Le  patrimoine paysager, architectural et historique du Vésinet

Le Vésinet est protégé au titre des sites   (loi de 1930) et des monuments historiques (loi de 1913).


 

Patrimoine paysager : Lacs, rivières, pelouses, coulées ...
classés parmi les monuments naturels et les sites de caractère artistique, historique, scientifique, légendaire ou pittoresque

En 1934, au terme d'une action conjointe de la municipalité du Vésinet et du Syndicat d'Initiative, entreprise dès la parution de la loi du 2 mai 1930 ayant pour objet de réorganiser la protection des monuments naturels et des sites de caractère artistique, historique, scientifique, légendaire ou pittoresque, fut signé l'arrêté de classement suivant [du 5 février 1934]: « Sont classés parmi les monuments naturels et les sites de caractère artistique, historique, scientifique, légendaire ou pittoresque, le Grand Lac ou lac des Ibis et les pelouses formant le domaine communal du Vésinet (Seine-et-Oise). »
Les lacs et rivières encore détenus à l'époque par la Compagnie des Eaux (SLEE) avaient fait l'objet d'un arrêté ministériel d'inscription le 1er février précédent: « Le lac de la Station, le lac Supérieur, le lac de Croissy et le lac Inférieur du Vésinet (Seine-et-Oise), avec les cours d'eau réunissant ces lacs entre eux et au lac des Ibis, sont inscrits à l'inventaire des sites dont la conservation présente un intérêt général. »

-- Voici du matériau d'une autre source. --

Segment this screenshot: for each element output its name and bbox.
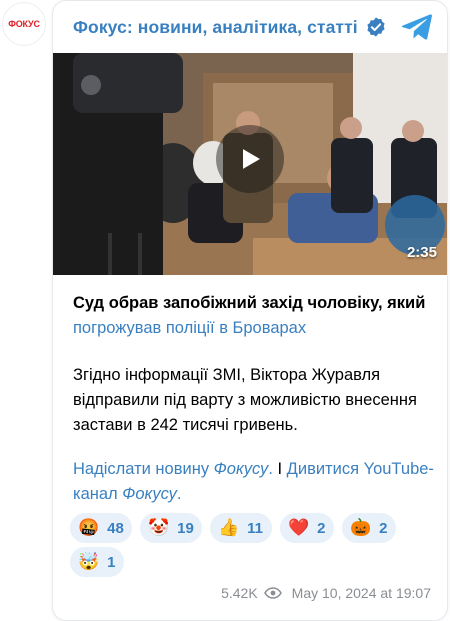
message-header: Фокус: новини, аналітика, статті	[53, 1, 447, 53]
post-links: Надіслати новину Фокусу. I Дивитися YouT…	[73, 457, 435, 507]
send-news-link[interactable]: Надіслати новину Фокусу.	[73, 460, 273, 478]
reaction-count: 1	[107, 553, 116, 571]
send-news-prefix: Надіслати новину	[73, 460, 214, 478]
channel-avatar[interactable]: ФОКУС	[2, 2, 46, 46]
clown-face-icon: 🤡	[148, 518, 170, 537]
video-thumbnail[interactable]: 2:35	[53, 53, 447, 275]
post-date: May 10, 2024 at 19:07	[291, 585, 431, 601]
thumbs-up-icon: 👍	[218, 518, 240, 537]
eye-icon	[263, 587, 282, 599]
reaction-count: 2	[379, 519, 388, 537]
reaction-pill-exploding-head[interactable]: 🤯 1	[70, 547, 124, 577]
reaction-count: 11	[247, 519, 264, 537]
exploding-head-icon: 🤯	[78, 552, 100, 571]
reaction-count: 2	[317, 519, 326, 537]
verified-badge-icon	[365, 16, 387, 38]
links-separator: I	[272, 460, 287, 478]
reaction-pill-thumbs-up[interactable]: 👍 11	[210, 513, 272, 543]
channel-name[interactable]: Фокус: новини, аналітика, статті	[73, 17, 358, 38]
play-icon	[243, 149, 260, 169]
avatar-logo-text: ФОКУС	[8, 19, 40, 29]
view-count: 5.42K	[221, 585, 258, 601]
reaction-pill-pumpkin[interactable]: 🎃 2	[342, 513, 396, 543]
reaction-pill-heart[interactable]: ❤️ 2	[280, 513, 334, 543]
message-card: Фокус: новини, аналітика, статті 2:35 Су…	[52, 0, 448, 621]
video-duration: 2:35	[406, 244, 437, 261]
angry-face-icon: 🤬	[78, 518, 100, 537]
youtube-italic: Фокусу	[122, 485, 177, 503]
reaction-count: 48	[107, 519, 124, 537]
headline-link[interactable]: погрожував поліції в Броварах	[73, 319, 306, 337]
telegram-icon[interactable]	[401, 12, 433, 42]
message-footer: 5.42K May 10, 2024 at 19:07	[221, 585, 431, 601]
post-headline: Суд обрав запобіжний захід чоловіку, яки…	[73, 291, 435, 341]
reaction-pill-clown[interactable]: 🤡 19	[140, 513, 202, 543]
red-heart-icon: ❤️	[288, 518, 310, 537]
reaction-count: 19	[177, 519, 194, 537]
send-news-italic: Фокусу	[213, 460, 269, 478]
jack-o-lantern-icon: 🎃	[350, 518, 372, 537]
reaction-pill-angry[interactable]: 🤬 48	[70, 513, 132, 543]
play-button[interactable]	[216, 125, 284, 193]
post-body: Згідно інформації ЗМІ, Віктора Журавля в…	[73, 366, 417, 434]
headline-text: Суд обрав запобіжний захід чоловіку, яки…	[73, 294, 426, 312]
youtube-suffix: .	[176, 485, 182, 503]
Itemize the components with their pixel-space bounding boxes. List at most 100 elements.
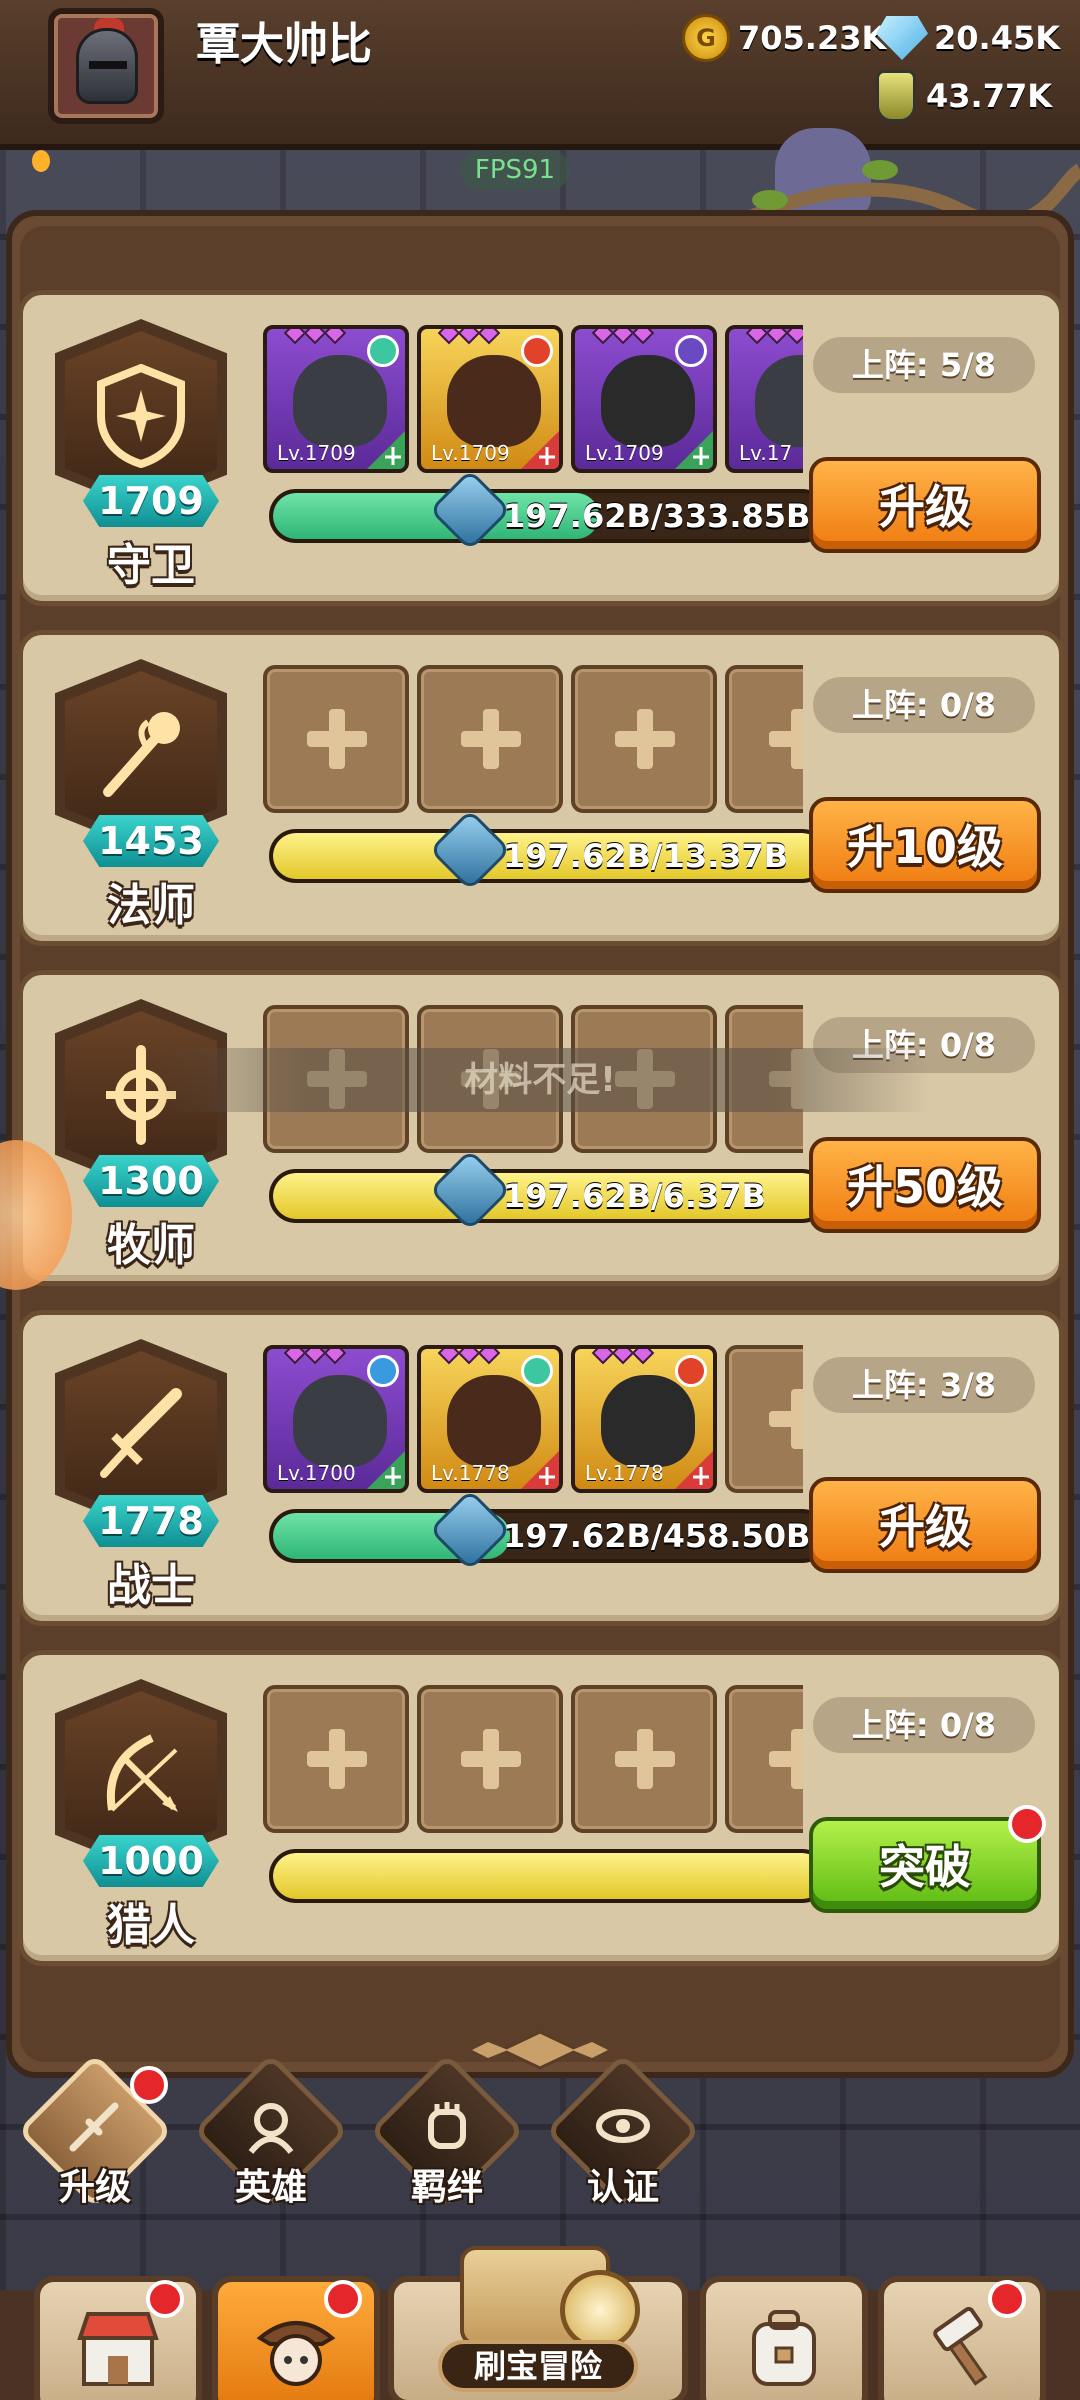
upgrade-button[interactable]: 升10级 xyxy=(809,797,1041,893)
fire-element-icon xyxy=(675,1355,707,1387)
hero-card[interactable]: Lv.17 xyxy=(725,325,803,473)
hero-slots xyxy=(263,665,803,815)
hero-stars xyxy=(437,1349,501,1365)
class-level-badge: 1778 xyxy=(83,1495,219,1547)
shop-stall-icon xyxy=(77,2312,159,2386)
empty-hero-slot[interactable] xyxy=(263,1685,409,1833)
upgrade-sword-icon xyxy=(69,2102,119,2152)
class-row: 1300 牧师 上阵: 0/8 197.62B/6.37B 升50级 xyxy=(18,970,1064,1286)
plus-icon xyxy=(461,709,521,769)
class-name: 猎人 xyxy=(107,1900,195,1951)
empty-hero-slot[interactable] xyxy=(263,665,409,813)
class-name: 法师 xyxy=(107,880,195,931)
shield-role-icon xyxy=(521,431,559,469)
empty-hero-slot[interactable] xyxy=(571,1685,717,1833)
empty-hero-slot[interactable] xyxy=(725,665,803,813)
hero-card[interactable]: Lv.1778 xyxy=(571,1345,717,1493)
upgrade-button[interactable]: 突破 xyxy=(809,1817,1041,1913)
hero-slots xyxy=(263,1685,803,1835)
hero-portrait-icon xyxy=(256,2321,336,2386)
hero-level: Lv.17 xyxy=(739,441,793,465)
top-header: 覃大帅比 G 705.23K 20.45K 43.77K xyxy=(0,0,1080,150)
class-row: 1453 法师 上阵: 0/8 197.62B/13.37B 升10级 xyxy=(18,630,1064,946)
hero-stars xyxy=(437,329,501,345)
deployed-count: 上阵: 5/8 xyxy=(813,337,1035,393)
heroes-badge xyxy=(324,2280,362,2318)
gem-resource[interactable]: 20.45K xyxy=(876,12,1060,64)
shield-role-icon xyxy=(367,431,405,469)
deployed-count: 上阵: 0/8 xyxy=(813,677,1035,733)
player-avatar[interactable] xyxy=(48,8,164,124)
backpack-icon xyxy=(752,2310,816,2386)
gold-resource[interactable]: G 705.23K xyxy=(682,12,886,64)
potion-amount: 43.77K xyxy=(926,77,1053,115)
upgrade-progress-bar: 197.62B/6.37B xyxy=(269,1169,829,1223)
dark-element-icon xyxy=(675,335,707,367)
sub-tab[interactable]: 认证 xyxy=(545,2053,701,2216)
upgrade-button[interactable]: 升级 xyxy=(809,457,1041,553)
hero-card[interactable]: Lv.1709 xyxy=(417,325,563,473)
progress-text: 197.62B/333.85B xyxy=(503,497,811,535)
empty-hero-slot[interactable] xyxy=(571,665,717,813)
shield-emblem-icon[interactable] xyxy=(65,331,217,499)
hero-level: Lv.1778 xyxy=(431,1461,510,1485)
compass-icon xyxy=(560,2270,640,2350)
hero-level: Lv.1709 xyxy=(431,441,510,465)
bond-fist-icon xyxy=(428,2102,466,2149)
progress-text: 197.62B/458.50B xyxy=(503,1517,811,1555)
plus-icon xyxy=(769,709,803,769)
hero-stars xyxy=(591,1349,655,1365)
potion-resource[interactable]: 43.77K xyxy=(876,70,1052,122)
empty-hero-slot[interactable] xyxy=(725,1685,803,1833)
upgrade-button[interactable]: 升50级 xyxy=(809,1137,1041,1233)
hero-card[interactable]: Lv.1778 xyxy=(417,1345,563,1493)
forge-badge xyxy=(988,2280,1026,2318)
hammer-tools-icon xyxy=(933,2306,988,2386)
gold-coin-icon: G xyxy=(682,14,730,62)
shop-badge xyxy=(146,2280,184,2318)
hero-level: Lv.1709 xyxy=(277,441,356,465)
nav-bag[interactable] xyxy=(700,2276,868,2400)
hero-level: Lv.1778 xyxy=(585,1461,664,1485)
hero-stars xyxy=(283,1349,347,1365)
class-name: 守卫 xyxy=(107,540,195,591)
class-level-badge: 1709 xyxy=(83,475,219,527)
hero-card[interactable]: Lv.1709 xyxy=(571,325,717,473)
wind-element-icon xyxy=(367,335,399,367)
gold-amount: 705.23K xyxy=(738,19,887,57)
hero-icon xyxy=(248,2103,294,2154)
class-level-badge: 1300 xyxy=(83,1155,219,1207)
empty-hero-slot[interactable] xyxy=(417,1685,563,1833)
toast-message: 材料不足! xyxy=(150,1048,930,1112)
deployed-count: 上阵: 0/8 xyxy=(813,1697,1035,1753)
sub-tab[interactable]: 升级 xyxy=(17,2053,173,2216)
upgrade-progress-bar: 197.62B/333.85B xyxy=(269,489,829,543)
potion-bottle-icon xyxy=(876,70,916,122)
sub-tab[interactable]: 英雄 xyxy=(193,2053,349,2216)
wind-element-icon xyxy=(521,1355,553,1387)
bow-emblem-icon[interactable] xyxy=(65,1691,217,1859)
hero-card[interactable]: Lv.1709 xyxy=(263,325,409,473)
staff-emblem-icon[interactable] xyxy=(65,671,217,839)
hero-slots: Lv.1700 Lv.1778 Lv.1778 xyxy=(263,1345,803,1495)
sword-emblem-icon[interactable] xyxy=(65,1351,217,1519)
blue-gem-icon xyxy=(876,16,928,60)
eye-icon xyxy=(596,2109,650,2143)
empty-hero-slot[interactable] xyxy=(725,1345,803,1493)
empty-hero-slot[interactable] xyxy=(417,665,563,813)
plus-icon xyxy=(461,1729,521,1789)
hero-card[interactable]: Lv.1700 xyxy=(263,1345,409,1493)
class-name: 牧师 xyxy=(107,1220,195,1271)
upgrade-button[interactable]: 升级 xyxy=(809,1477,1041,1573)
progress-text: 197.62B/13.37B xyxy=(503,837,789,875)
plus-icon xyxy=(769,1389,803,1449)
fps-counter: FPS91 xyxy=(460,150,570,190)
sub-tab[interactable]: 羁绊 xyxy=(369,2053,525,2216)
upgrade-progress-bar xyxy=(269,1849,829,1903)
class-row: 1778 战士 Lv.1700 Lv.1778 Lv.1778 上阵: 3/8 197.62… xyxy=(18,1310,1064,1626)
class-level-badge: 1453 xyxy=(83,815,219,867)
upgrade-progress-bar: 197.62B/13.37B xyxy=(269,829,829,883)
adventure-label: 刷宝冒险 xyxy=(438,2340,638,2392)
progress-text: 197.62B/6.37B xyxy=(503,1177,766,1215)
sub-tab-label: 羁绊 xyxy=(410,2167,483,2208)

En 1983, ces deux arrêtés seront abrogés et remplacés par un nouvel arrêté de classement: « Est classé parmi les sites du département des Yvelines l'ensemble formé sur la commune du Vésinet par les lacs, les rivières et les pelouses les bordant ». Ce nouvel arrêté, du 25 juillet 1983  précisant chaque parcelle contenue dans cet ensemble, sera modifié le 10 janvier 1984 pour corriger certains détails.

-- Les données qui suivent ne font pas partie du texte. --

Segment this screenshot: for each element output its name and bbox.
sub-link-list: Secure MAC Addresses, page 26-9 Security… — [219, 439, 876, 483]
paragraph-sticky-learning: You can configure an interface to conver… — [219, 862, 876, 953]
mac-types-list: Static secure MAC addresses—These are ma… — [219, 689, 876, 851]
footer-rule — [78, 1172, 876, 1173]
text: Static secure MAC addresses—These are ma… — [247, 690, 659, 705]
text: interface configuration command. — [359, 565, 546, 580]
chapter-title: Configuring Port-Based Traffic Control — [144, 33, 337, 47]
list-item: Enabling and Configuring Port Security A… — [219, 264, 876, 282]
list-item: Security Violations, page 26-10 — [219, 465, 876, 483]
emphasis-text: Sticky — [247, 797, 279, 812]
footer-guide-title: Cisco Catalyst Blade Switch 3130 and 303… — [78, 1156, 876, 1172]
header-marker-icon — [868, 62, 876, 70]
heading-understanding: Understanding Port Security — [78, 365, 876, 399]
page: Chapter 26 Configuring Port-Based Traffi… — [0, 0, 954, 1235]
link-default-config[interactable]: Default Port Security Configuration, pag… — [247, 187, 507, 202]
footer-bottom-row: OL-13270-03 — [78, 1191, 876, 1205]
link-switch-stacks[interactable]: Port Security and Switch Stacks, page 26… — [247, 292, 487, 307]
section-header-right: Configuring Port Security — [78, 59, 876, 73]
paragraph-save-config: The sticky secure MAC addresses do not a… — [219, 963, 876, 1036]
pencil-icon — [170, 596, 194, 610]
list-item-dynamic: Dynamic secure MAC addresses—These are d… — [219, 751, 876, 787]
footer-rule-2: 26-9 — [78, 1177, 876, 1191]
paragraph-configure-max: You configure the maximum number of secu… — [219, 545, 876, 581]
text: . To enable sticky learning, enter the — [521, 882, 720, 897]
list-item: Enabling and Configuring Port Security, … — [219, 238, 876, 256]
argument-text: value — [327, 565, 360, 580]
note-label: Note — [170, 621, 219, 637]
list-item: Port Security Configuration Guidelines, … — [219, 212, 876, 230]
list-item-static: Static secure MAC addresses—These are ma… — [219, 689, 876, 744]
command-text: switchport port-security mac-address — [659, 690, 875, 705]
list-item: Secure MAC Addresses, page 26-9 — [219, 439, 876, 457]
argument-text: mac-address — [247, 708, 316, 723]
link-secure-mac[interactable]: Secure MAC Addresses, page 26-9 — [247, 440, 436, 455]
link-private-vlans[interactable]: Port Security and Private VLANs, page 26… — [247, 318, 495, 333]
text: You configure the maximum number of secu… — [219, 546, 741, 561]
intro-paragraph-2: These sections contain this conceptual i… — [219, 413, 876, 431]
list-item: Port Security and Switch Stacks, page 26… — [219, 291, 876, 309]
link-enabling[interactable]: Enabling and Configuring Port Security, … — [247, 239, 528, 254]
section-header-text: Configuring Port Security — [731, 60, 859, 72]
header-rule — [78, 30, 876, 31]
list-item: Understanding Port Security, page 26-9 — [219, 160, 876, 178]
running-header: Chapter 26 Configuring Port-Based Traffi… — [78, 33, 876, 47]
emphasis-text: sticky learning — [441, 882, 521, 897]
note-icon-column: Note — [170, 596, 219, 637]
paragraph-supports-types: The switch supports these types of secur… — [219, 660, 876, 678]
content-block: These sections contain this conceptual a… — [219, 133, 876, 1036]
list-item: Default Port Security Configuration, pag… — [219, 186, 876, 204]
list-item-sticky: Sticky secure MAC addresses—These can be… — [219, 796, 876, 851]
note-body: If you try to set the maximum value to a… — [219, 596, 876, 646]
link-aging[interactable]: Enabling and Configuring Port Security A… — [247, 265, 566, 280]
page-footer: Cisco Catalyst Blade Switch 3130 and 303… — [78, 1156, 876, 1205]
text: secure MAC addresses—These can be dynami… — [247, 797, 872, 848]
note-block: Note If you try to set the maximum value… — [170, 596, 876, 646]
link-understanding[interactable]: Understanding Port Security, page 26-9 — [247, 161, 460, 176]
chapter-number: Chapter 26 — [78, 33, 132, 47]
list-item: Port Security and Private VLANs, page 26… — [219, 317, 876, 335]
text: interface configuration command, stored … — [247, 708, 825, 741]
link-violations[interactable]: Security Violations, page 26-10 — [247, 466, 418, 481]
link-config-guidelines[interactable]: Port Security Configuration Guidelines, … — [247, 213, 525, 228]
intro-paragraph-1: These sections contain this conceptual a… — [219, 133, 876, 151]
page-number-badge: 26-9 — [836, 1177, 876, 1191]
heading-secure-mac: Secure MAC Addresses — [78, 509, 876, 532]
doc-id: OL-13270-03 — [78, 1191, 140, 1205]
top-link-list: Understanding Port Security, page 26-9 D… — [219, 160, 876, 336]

En 1932, une loi autorisait l'établissement d'un projet d'aménagement de la région parisienne auquel seraient subordonnés les projets d'aménagement, d'embellissement et d'extension des communes. Celles-ci, dans un rayon maximum de 35 km, devaient établir un projet en application des lois de 1919 et 1924. C'était le cas du Vésinet. Ce projet d'aménagement de la région parisienne consacrait quelques lignes au Vésinet où l'on pouvait lire : «  Il serait désirable que le plan d'aménagement communal [du Vésinet] interdit un morcellement excessif des propriétés et qu'il fît respecter, dans toute la mesure possible, les dispositions originaires du lotissement. La beauté et l'agrément du Vésinet se trouveraient ainsi sauvegardés …. Par ailleurs ce plan délimitera à l'intérieur du périmètre d'agglomération une zone d'habitations collectives et une zone d'habitations individuelles. La superficie de la première de ces zones ne devrait pas dépasser 40 hectares.»
Pour atteindre ces objectifs, le Vésinet s'est doté en 1937 d'un « plan d'aménagement, d'embellissement et d'extension » qui présentait les innovations suivantes  :

  • Classer les terrains du Vésinet en diverses catégories et définir, pour chacune d'elles, des dispositions particulières en fonction du niveau de morcellement de chaque zone (tailles minimales des parcelles, zones non ædificandi en façade sur rue  marges latérales d'isolement fixées en fonction de la largeur du terrain, etc.)
  • Fixer des règles d'emprise au sol (30% dans les catégories où seules des maisons pouvaient être construites, 70% dans les zones denses).
  • Règlementer les hauteurs en fonction du type d'habitat.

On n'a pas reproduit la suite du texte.